Die Hanauer Rechtsanwaltskanzler Nickel Eiding, die das Unternehmen vertritt, stützt diese Beschwerde wiederum auf das Thema Vogelschlag, das auch die Eddersheimer Bürgerinitiative immer weiter angesprochen hatte. Wolf und seine Mitstreiter kritisierten wiederholt, das Vogelschlagwarnsystem Mivotherm funktioniere nicht zuverlässig, was sich an mehreren konkreten Fällen von Vogelschlag gezeigt habe. Während die BfU die Gefahr eines größeren Unfalls als sehr real einschätzten, erklärte der Flughafenbetreiber Fraport, es habe auch früher schon immer wieder Vogelschlag in Frankfurt gegeben, trotzdem seien alle Flugzeuge sicher gelandet.

Die Rechtsanwälte der Tanklager Raunheim GmbH liefern für ihre Beschwerde jetzt zwei Begründungen. Erstens sei das Vogelschlagwarnsystem nicht so gebaut worden wie geplant und genehmigt. Das betrifft die Zahl der Kameras, ihre Standorte und ihre Ausrichtung.

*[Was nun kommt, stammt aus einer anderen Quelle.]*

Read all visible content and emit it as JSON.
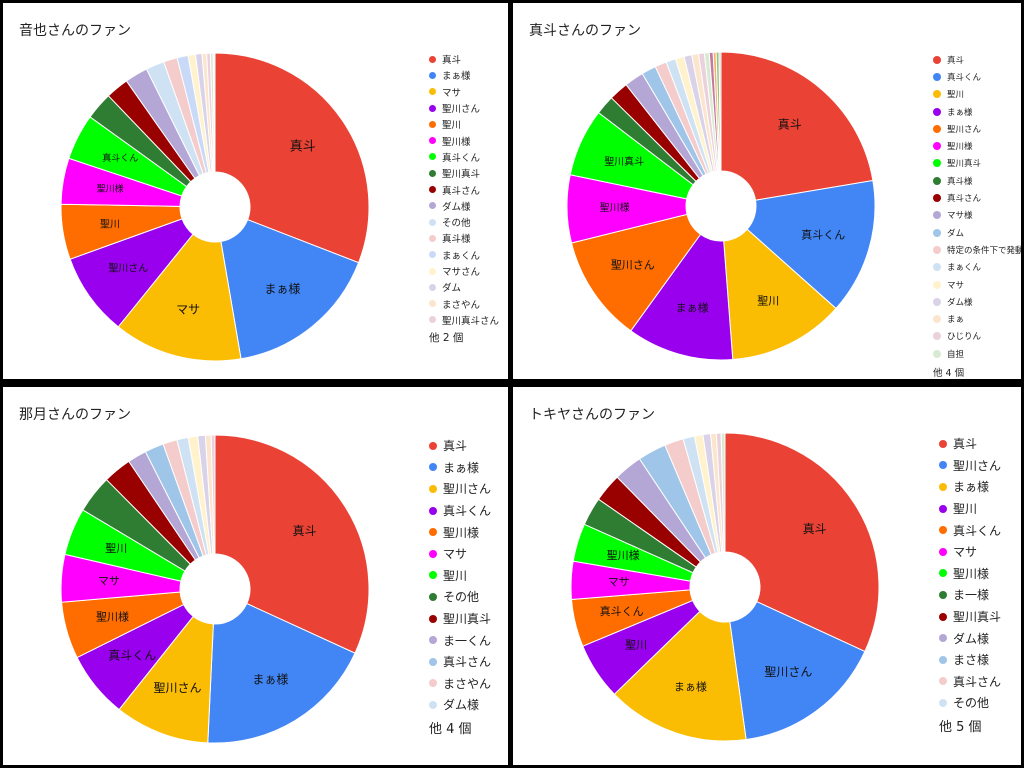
{
  "chart_data": [
    {
      "type": "pie",
      "title": "音也さんのファン",
      "legend_position": "right",
      "legend_more": "他 2 個",
      "categories": [
        "真斗",
        "まぁ様",
        "マサ",
        "聖川さん",
        "聖川",
        "聖川様",
        "真斗くん",
        "聖川真斗",
        "真斗さん",
        "ダム様",
        "その他",
        "真斗様",
        "まぁくん",
        "マサさん",
        "ダム",
        "まさやん",
        "聖川真斗さん",
        "",
        ""
      ],
      "values": [
        32,
        17,
        14,
        9,
        6,
        5,
        5,
        3,
        2.5,
        2.5,
        2,
        1.5,
        1.2,
        0.8,
        0.7,
        0.5,
        0.4,
        0.3,
        0.2
      ],
      "colors": [
        "#EA4335",
        "#4285F4",
        "#FBBC04",
        "#9900EE",
        "#FF6D01",
        "#FF00FF",
        "#00FF00",
        "#2E7D32",
        "#990000",
        "#B4A7D6",
        "#CFE2F3",
        "#F4CCCC",
        "#C9DAF8",
        "#FFF2CC",
        "#D9D2E9",
        "#FCE5CD",
        "#EAD1DC",
        "#D9EAD3",
        "#EFEFEF"
      ]
    },
    {
      "type": "pie",
      "title": "真斗さんのファン",
      "legend_position": "right",
      "legend_more": "他 4 個",
      "categories": [
        "真斗",
        "真斗くん",
        "聖川",
        "まぁ様",
        "聖川さん",
        "聖川様",
        "聖川真斗",
        "真斗様",
        "真斗さん",
        "マサ様",
        "ダム",
        "特定の条件下で発動",
        "まぁくん",
        "マサ",
        "ダム様",
        "まぁ",
        "ひじりん",
        "自担",
        "",
        "",
        "",
        ""
      ],
      "values": [
        22,
        14,
        12,
        11,
        11,
        7,
        7,
        2,
        2,
        2,
        1.5,
        1.2,
        1,
        0.9,
        0.8,
        0.7,
        0.6,
        0.5,
        0.4,
        0.3,
        0.3,
        0.2
      ],
      "colors": [
        "#EA4335",
        "#4285F4",
        "#FBBC04",
        "#9900EE",
        "#FF6D01",
        "#FF00FF",
        "#00FF00",
        "#2E7D32",
        "#990000",
        "#B4A7D6",
        "#9FC5E8",
        "#F4CCCC",
        "#CFE2F3",
        "#FFF2CC",
        "#D9D2E9",
        "#FCE5CD",
        "#EAD1DC",
        "#D9EAD3",
        "#C27BA0",
        "#F6B26B",
        "#93C47D",
        "#CCCCCC"
      ]
    },
    {
      "type": "pie",
      "title": "那月さんのファン",
      "legend_position": "right",
      "legend_more": "他 4 個",
      "categories": [
        "真斗",
        "まぁ様",
        "聖川さん",
        "真斗くん",
        "聖川様",
        "マサ",
        "聖川",
        "その他",
        "聖川真斗",
        "ま一くん",
        "真斗さん",
        "まさやん",
        "ダム様",
        "",
        "",
        "",
        ""
      ],
      "values": [
        32,
        19,
        10,
        7,
        6,
        5,
        5,
        4,
        3,
        2,
        2,
        1.5,
        1.2,
        1,
        0.8,
        0.6,
        0.4
      ],
      "colors": [
        "#EA4335",
        "#4285F4",
        "#FBBC04",
        "#9900EE",
        "#FF6D01",
        "#FF00FF",
        "#00FF00",
        "#2E7D32",
        "#990000",
        "#B4A7D6",
        "#9FC5E8",
        "#F4CCCC",
        "#CFE2F3",
        "#FFF2CC",
        "#D9D2E9",
        "#FCE5CD",
        "#EAD1DC"
      ]
    },
    {
      "type": "pie",
      "title": "トキヤさんのファン",
      "legend_position": "right",
      "legend_more": "他 5 個",
      "categories": [
        "真斗",
        "聖川さん",
        "まぁ様",
        "聖川",
        "真斗くん",
        "マサ",
        "聖川様",
        "ま一様",
        "聖川真斗",
        "ダム様",
        "まさ様",
        "真斗さん",
        "その他",
        "",
        "",
        "",
        "",
        ""
      ],
      "values": [
        32,
        16,
        15,
        6,
        5,
        4,
        4,
        3,
        3,
        3,
        3,
        2,
        1.2,
        0.9,
        0.8,
        0.6,
        0.5,
        0.4
      ],
      "colors": [
        "#EA4335",
        "#4285F4",
        "#FBBC04",
        "#9900EE",
        "#FF6D01",
        "#FF00FF",
        "#00FF00",
        "#2E7D32",
        "#990000",
        "#B4A7D6",
        "#9FC5E8",
        "#F4CCCC",
        "#CFE2F3",
        "#FFF2CC",
        "#D9D2E9",
        "#FCE5CD",
        "#EAD1DC",
        "#D9EAD3"
      ]
    }
  ]
}
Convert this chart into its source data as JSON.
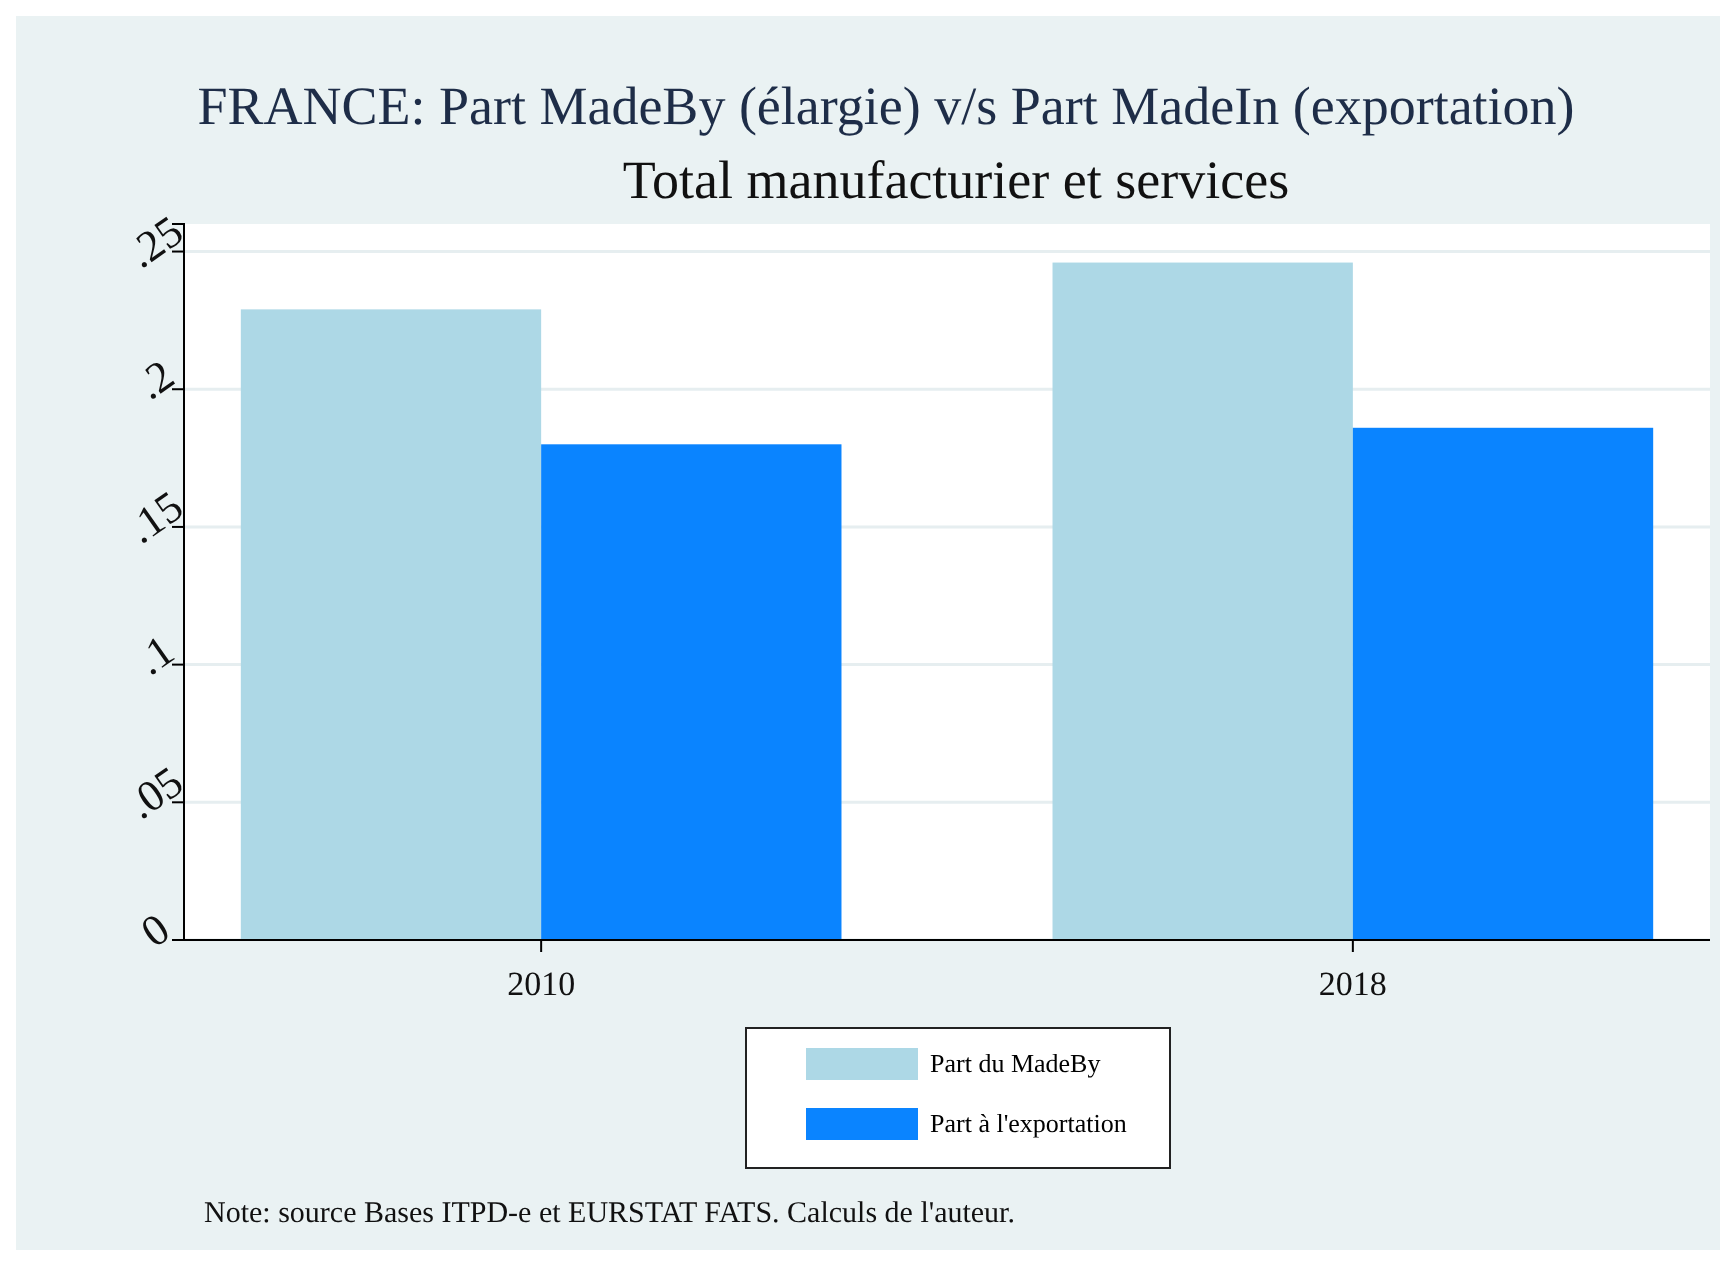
{
  "chart_data": {
    "type": "bar",
    "title": "FRANCE: Part MadeBy (élargie) v/s Part MadeIn (exportation)",
    "subtitle": "Total manufacturier et services",
    "categories": [
      "2010",
      "2018"
    ],
    "series": [
      {
        "name": "Part du MadeBy",
        "color": "#add8e6",
        "values": [
          0.229,
          0.246
        ]
      },
      {
        "name": "Part à l'exportation",
        "color": "#0a84ff",
        "values": [
          0.18,
          0.186
        ]
      }
    ],
    "ylim": [
      0,
      0.26
    ],
    "yticks": [
      {
        "value": 0,
        "label": "0"
      },
      {
        "value": 0.05,
        "label": ".05"
      },
      {
        "value": 0.1,
        "label": ".1"
      },
      {
        "value": 0.15,
        "label": ".15"
      },
      {
        "value": 0.2,
        "label": ".2"
      },
      {
        "value": 0.25,
        "label": ".25"
      }
    ],
    "grid": "y",
    "legend": "bottom",
    "annotations": [
      "Note: source Bases ITPD-e et EURSTAT FATS. Calculs de l'auteur."
    ]
  }
}
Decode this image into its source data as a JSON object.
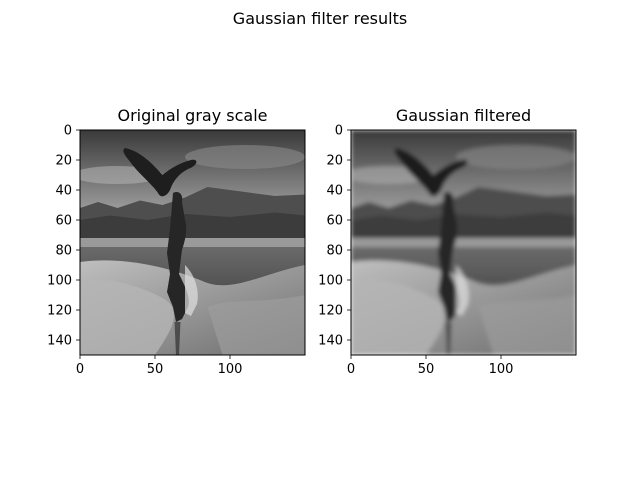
{
  "figure": {
    "title": "Gaussian filter results"
  },
  "chart_data": [
    {
      "type": "heatmap",
      "title": "Original gray scale",
      "colormap": "gray",
      "xlim": [
        0,
        150
      ],
      "ylim": [
        150,
        0
      ],
      "x_ticks": [
        0,
        50,
        100
      ],
      "y_ticks": [
        0,
        20,
        40,
        60,
        80,
        100,
        120,
        140
      ],
      "image_size": [
        150,
        150
      ],
      "blurred": false
    },
    {
      "type": "heatmap",
      "title": "Gaussian filtered",
      "colormap": "gray",
      "xlim": [
        0,
        150
      ],
      "ylim": [
        150,
        0
      ],
      "x_ticks": [
        0,
        50,
        100
      ],
      "y_ticks": [
        0,
        20,
        40,
        60,
        80,
        100,
        120,
        140
      ],
      "image_size": [
        150,
        150
      ],
      "blurred": true
    }
  ]
}
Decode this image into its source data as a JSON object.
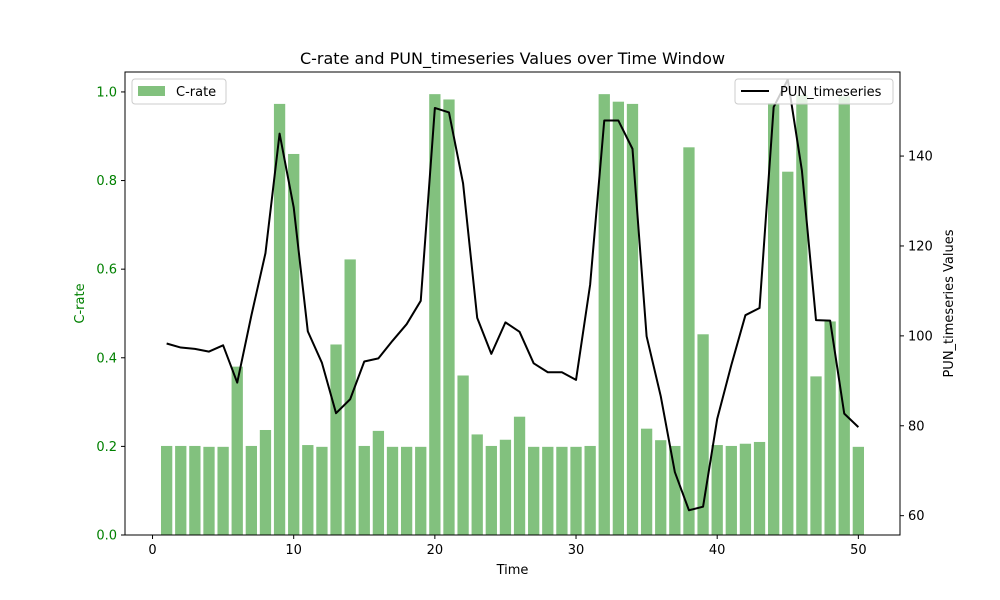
{
  "chart_data": {
    "type": "bar+line",
    "title": "C-rate and PUN_timeseries Values over Time Window",
    "xlabel": "Time",
    "ylabel_left": "C-rate",
    "ylabel_right": "PUN_timeseries Values",
    "xlim": [
      -1.95,
      52.95
    ],
    "ylim_left": [
      0,
      1.045
    ],
    "ylim_right": [
      55.7,
      158.7
    ],
    "x_ticks": [
      0,
      10,
      20,
      30,
      40,
      50
    ],
    "y_left_ticks": [
      "0.0",
      "0.2",
      "0.4",
      "0.6",
      "0.8",
      "1.0"
    ],
    "y_right_ticks": [
      60,
      80,
      100,
      120,
      140
    ],
    "grid": false,
    "legend_left": {
      "placement": "upper-left",
      "label": "C-rate"
    },
    "legend_right": {
      "placement": "upper-right",
      "label": "PUN_timeseries"
    },
    "colors": {
      "bar": "#82c17e",
      "line": "#000000",
      "left_axis": "#008000"
    },
    "x": [
      1,
      2,
      3,
      4,
      5,
      6,
      7,
      8,
      9,
      10,
      11,
      12,
      13,
      14,
      15,
      16,
      17,
      18,
      19,
      20,
      21,
      22,
      23,
      24,
      25,
      26,
      27,
      28,
      29,
      30,
      31,
      32,
      33,
      34,
      35,
      36,
      37,
      38,
      39,
      40,
      41,
      42,
      43,
      44,
      45,
      46,
      47,
      48,
      49,
      50
    ],
    "series": [
      {
        "name": "C-rate",
        "type": "bar",
        "axis": "left",
        "values": [
          0.201,
          0.201,
          0.201,
          0.199,
          0.199,
          0.38,
          0.201,
          0.237,
          0.973,
          0.86,
          0.203,
          0.199,
          0.43,
          0.622,
          0.201,
          0.235,
          0.199,
          0.199,
          0.199,
          0.995,
          0.983,
          0.36,
          0.227,
          0.201,
          0.215,
          0.267,
          0.199,
          0.199,
          0.199,
          0.199,
          0.201,
          0.995,
          0.978,
          0.973,
          0.24,
          0.214,
          0.201,
          0.875,
          0.453,
          0.203,
          0.201,
          0.206,
          0.21,
          0.975,
          0.82,
          0.993,
          0.358,
          0.482,
          0.99,
          0.199
        ]
      },
      {
        "name": "PUN_timeseries",
        "type": "line",
        "axis": "right",
        "values": [
          98.3,
          97.4,
          97.1,
          96.5,
          97.9,
          89.6,
          104.5,
          118.4,
          145,
          128.6,
          101,
          94,
          82.8,
          85.9,
          94.3,
          95,
          98.9,
          102.6,
          107.8,
          150.7,
          149.7,
          133.9,
          104,
          96,
          103,
          100.9,
          93.9,
          91.9,
          91.9,
          90.2,
          111.4,
          147.9,
          147.9,
          141.6,
          99.9,
          86.6,
          69.7,
          61.2,
          62,
          81.5,
          93.5,
          104.6,
          106.2,
          150.9,
          157,
          136.8,
          103.5,
          103.4,
          82.7,
          79.7
        ]
      }
    ]
  }
}
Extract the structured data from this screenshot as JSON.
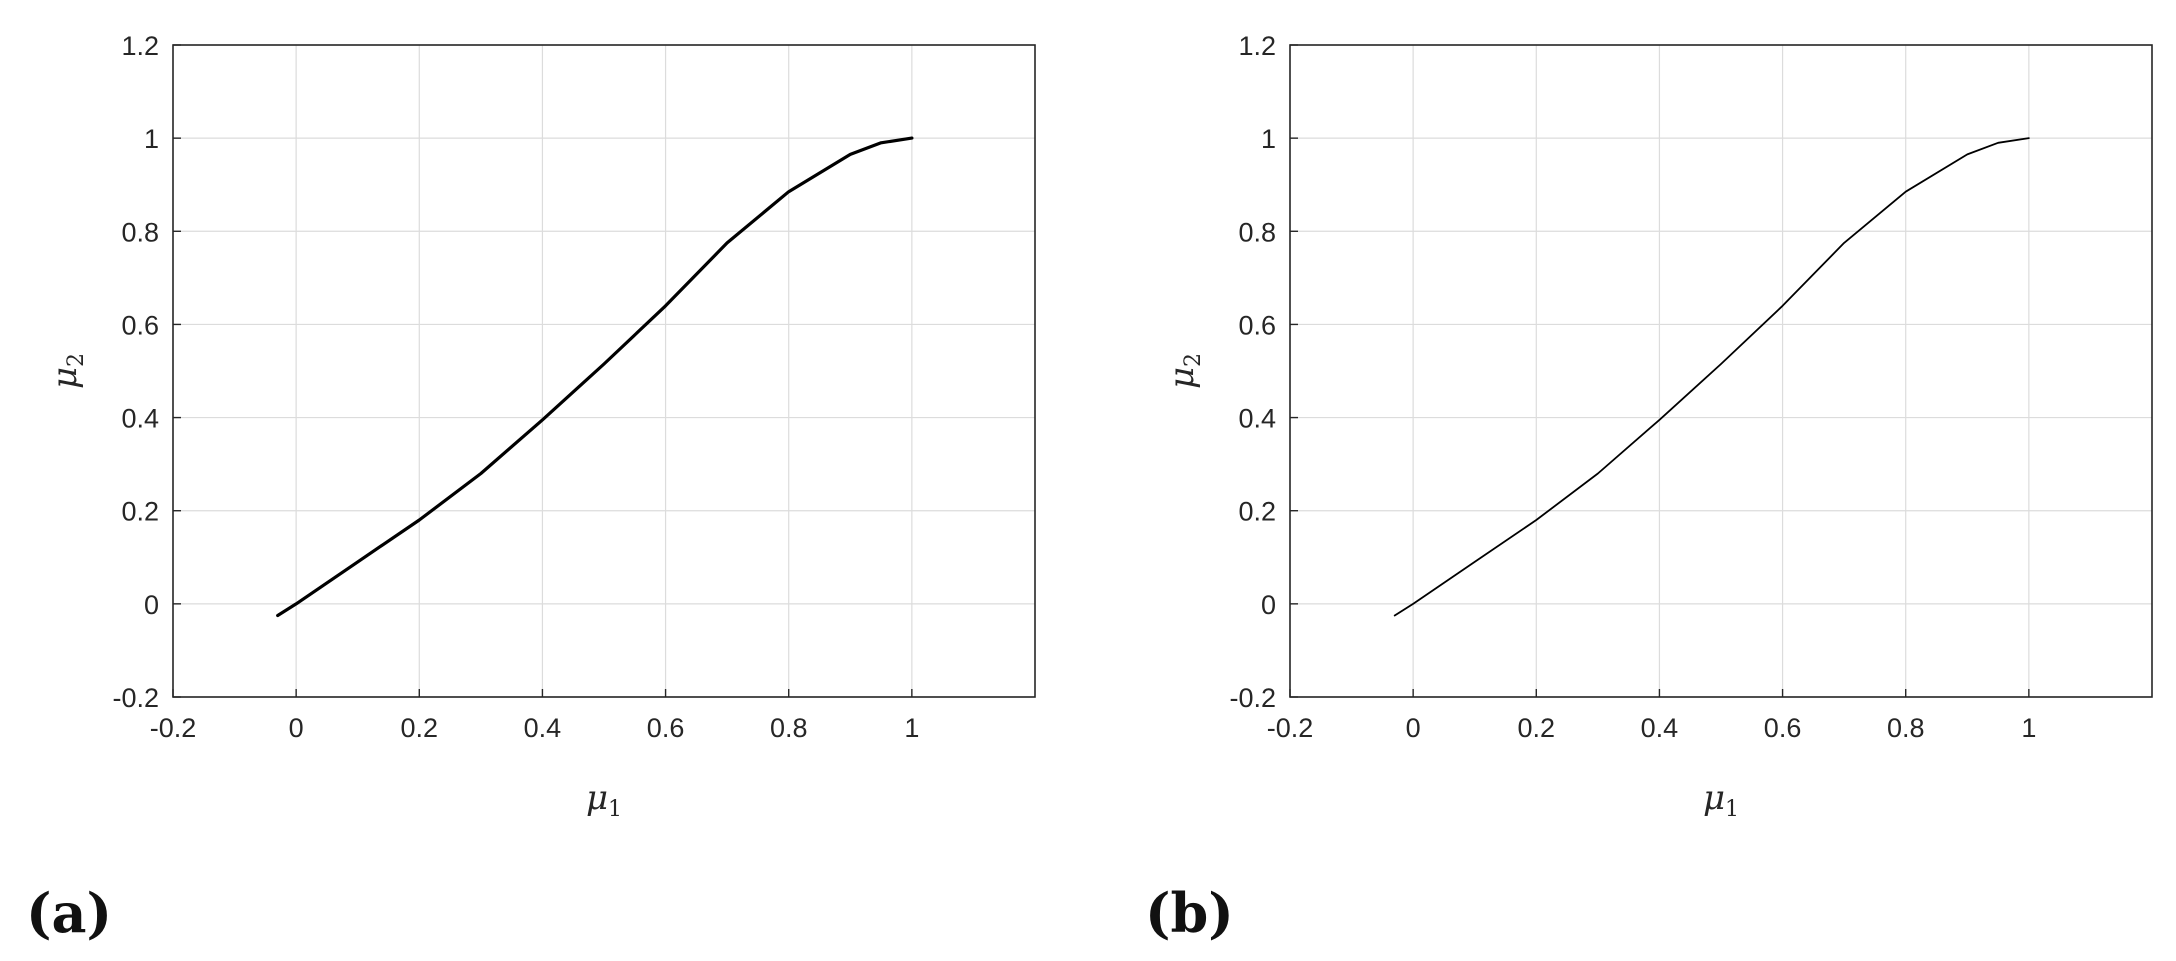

Es seien aber die ursprünglichen Pläne für das System gewesen, die auch den Gerichtsurteilen über den Planfeststellungsbeschluss zugrunde gelegen hätten.

Umsetzung fehlt

Was die Wirksamkeit des Systems in der jetzt gebauten Form angeht, gebe es keinen wissenschaftlichen Beweis dafür, dass es auch wirkt. Zweitens kritisieren die Rechtsanwälte, dass mit dem System nur gewarnt werde, wenn der Vogelschlag in die höchste von drei Risikostufen einzuordnen ist. Das sind nur zehn Prozent aller Fälle – bei den anderen 90 Prozent verhindere das System Warnungen geradezu. "Fraport setzt hier nicht um, was abverlangt wurde", so Rechtsanwalt Martin Faußner.

Die Bürgerinitiative sehe sich in ihren Warnungen und Recherchen bestätigt, kommentiert BfU-Pressesprecher Frank Wolf. Die BfU hatte zu denen gehört, die erheblichen Druck auf Fraport und Flugsicherung ausgeübt hatten, was dazu geführt habe, dass anfangs geleugnete Fälle von Vogelschlag mittlerweile eingeräumt werden. Immer werde in solchen Fällen die Landebahn gesperrt und nach toten Tieren abgesucht. Wiederholt mussten nachfolgende Maschinen durchstarten. Während aber für die Bürgerinitiative die Gefahr eines größeren Unglücks sehr real ist, gefährden die Vögel aus Sicht der Fraport die Flugsicherheit überhaupt nicht.